Jambo – Welcome!
Milele Children is a non-profit organization incorporated in 2006 in Massachusetts. Our mission is to provide long-term educational support for poor children in Malindi, a small town on the Indian Ocean coast of Kenya. The organization pays for school fees, food, uniforms, medical bills and other necessities for 33 children between the ages of 4-23. The Milele Children are chosen according to financial need and grades.
We place great emphasis on enabling young girls, since women often receive less support due to cultural beliefs and social inequities. We also support HIV positive children and hope to lessen the stigma attached to HIV in Kenya.
A new Kenyan law from 2018 obligates all families to send their children to school. This is a step in the right direction, but enforcement is difficult. As long as the family has to pay for school uniforms and books, many simply ignore this law. Poor families lack the funds, and they need their children to watch the cattle or goats, to baby sit younger siblings, to fetch water, to cook and to gather firewood. Single parents, most often single mothers, need the older child at home to care for the younger siblings. The homes are often mud huts without electricity or water.
This is why many Milele Children attend boarding schools. For the first time in their lives, the children experience the joy of being in an environment where learning is the only important task. At the same time, this benefits the local economy and strengthens the good, productive local educators. A win-win!
Milele Children is proud to partner since its beginnings with Kingsway Primary School, whose students constantly are among the top, thanks to a serious, rigorous academic program as well as a nurturing environment for personal growth.
Not all children benefit from boarding school. Sometimes a stable home environment and day education is more effective in terms of both money spent and results. Since 2016 the board is focusing on helping poor, single parents with school age children. This stops the parent from trying to put the child in an orphanage, so that some sponsor will pay for the education.
There are now nine single mothers with a total of 15 girls and 4 boys being sponsored by Milele Children. Simple things like a bed, mattress and sheets, in a room with electricity,(rented for 30$/month and part of the scholarship) help ease a parent’s constant anxiety over how to care for his/her children. The security, strength and bond between a caring parent and child cannot be emphasized enough.

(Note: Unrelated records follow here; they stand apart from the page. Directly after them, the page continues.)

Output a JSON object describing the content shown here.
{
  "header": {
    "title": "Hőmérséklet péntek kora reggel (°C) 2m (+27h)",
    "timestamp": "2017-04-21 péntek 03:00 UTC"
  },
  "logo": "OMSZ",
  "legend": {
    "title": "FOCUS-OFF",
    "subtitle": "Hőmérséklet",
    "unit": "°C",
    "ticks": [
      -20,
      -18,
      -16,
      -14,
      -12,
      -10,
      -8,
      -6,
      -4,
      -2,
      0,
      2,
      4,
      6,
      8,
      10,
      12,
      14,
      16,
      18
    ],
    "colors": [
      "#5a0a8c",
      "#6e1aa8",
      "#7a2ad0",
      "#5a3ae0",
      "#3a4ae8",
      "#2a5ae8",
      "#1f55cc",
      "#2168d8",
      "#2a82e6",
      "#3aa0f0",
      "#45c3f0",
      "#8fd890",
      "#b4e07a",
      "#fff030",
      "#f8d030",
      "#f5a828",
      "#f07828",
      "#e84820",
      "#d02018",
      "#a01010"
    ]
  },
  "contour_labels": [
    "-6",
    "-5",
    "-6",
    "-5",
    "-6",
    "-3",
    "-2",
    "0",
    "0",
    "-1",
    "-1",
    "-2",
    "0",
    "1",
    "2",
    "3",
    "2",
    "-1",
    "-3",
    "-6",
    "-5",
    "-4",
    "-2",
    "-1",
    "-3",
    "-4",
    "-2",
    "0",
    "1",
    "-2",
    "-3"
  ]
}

These children go to day schools. The last ten children brought into the Milele Children program are in the Bridge International Primary School system in Malindi (Bridge International is an innovative program supported by the Gates Foundation, among others, and we are pleased with the results.)
The Board consists of our founder Britt Ahlfert Brown, (M.A. Uppsala University, translator, University of Geneva, editor and former Chancellor of the Swedish Consulate in Boston)
-Lawrence Pearlman, (MBA, Georgetown University, commercial pilot and formerly with the UNWFP)
-Anouschka Pearlman, (MBA, Stockholm University, teacher, reporter, and musician)
-Mela Lew, Attorney (Harvard).
Britt first visited the Malindi region in 2001 with John Brown. Seduced by the friendliness of the people and the beautiful nature, they bought a house there. In 2005, Britt and John married, and Britt started the Milele Children Foundation with the donations she had asked for instead of wedding gifts.
None! Everyone offers their time, skills and expertise unpaid. All donations go where needed - to the children.
The Milele Children Foundation received official status as a non profit 501 (c)(3) in 2006 thanks to the pro bono help of Attorney Mela Lew and Attorney Alexander J. Aber, of Foley Hoag in Boston, Massachusetts.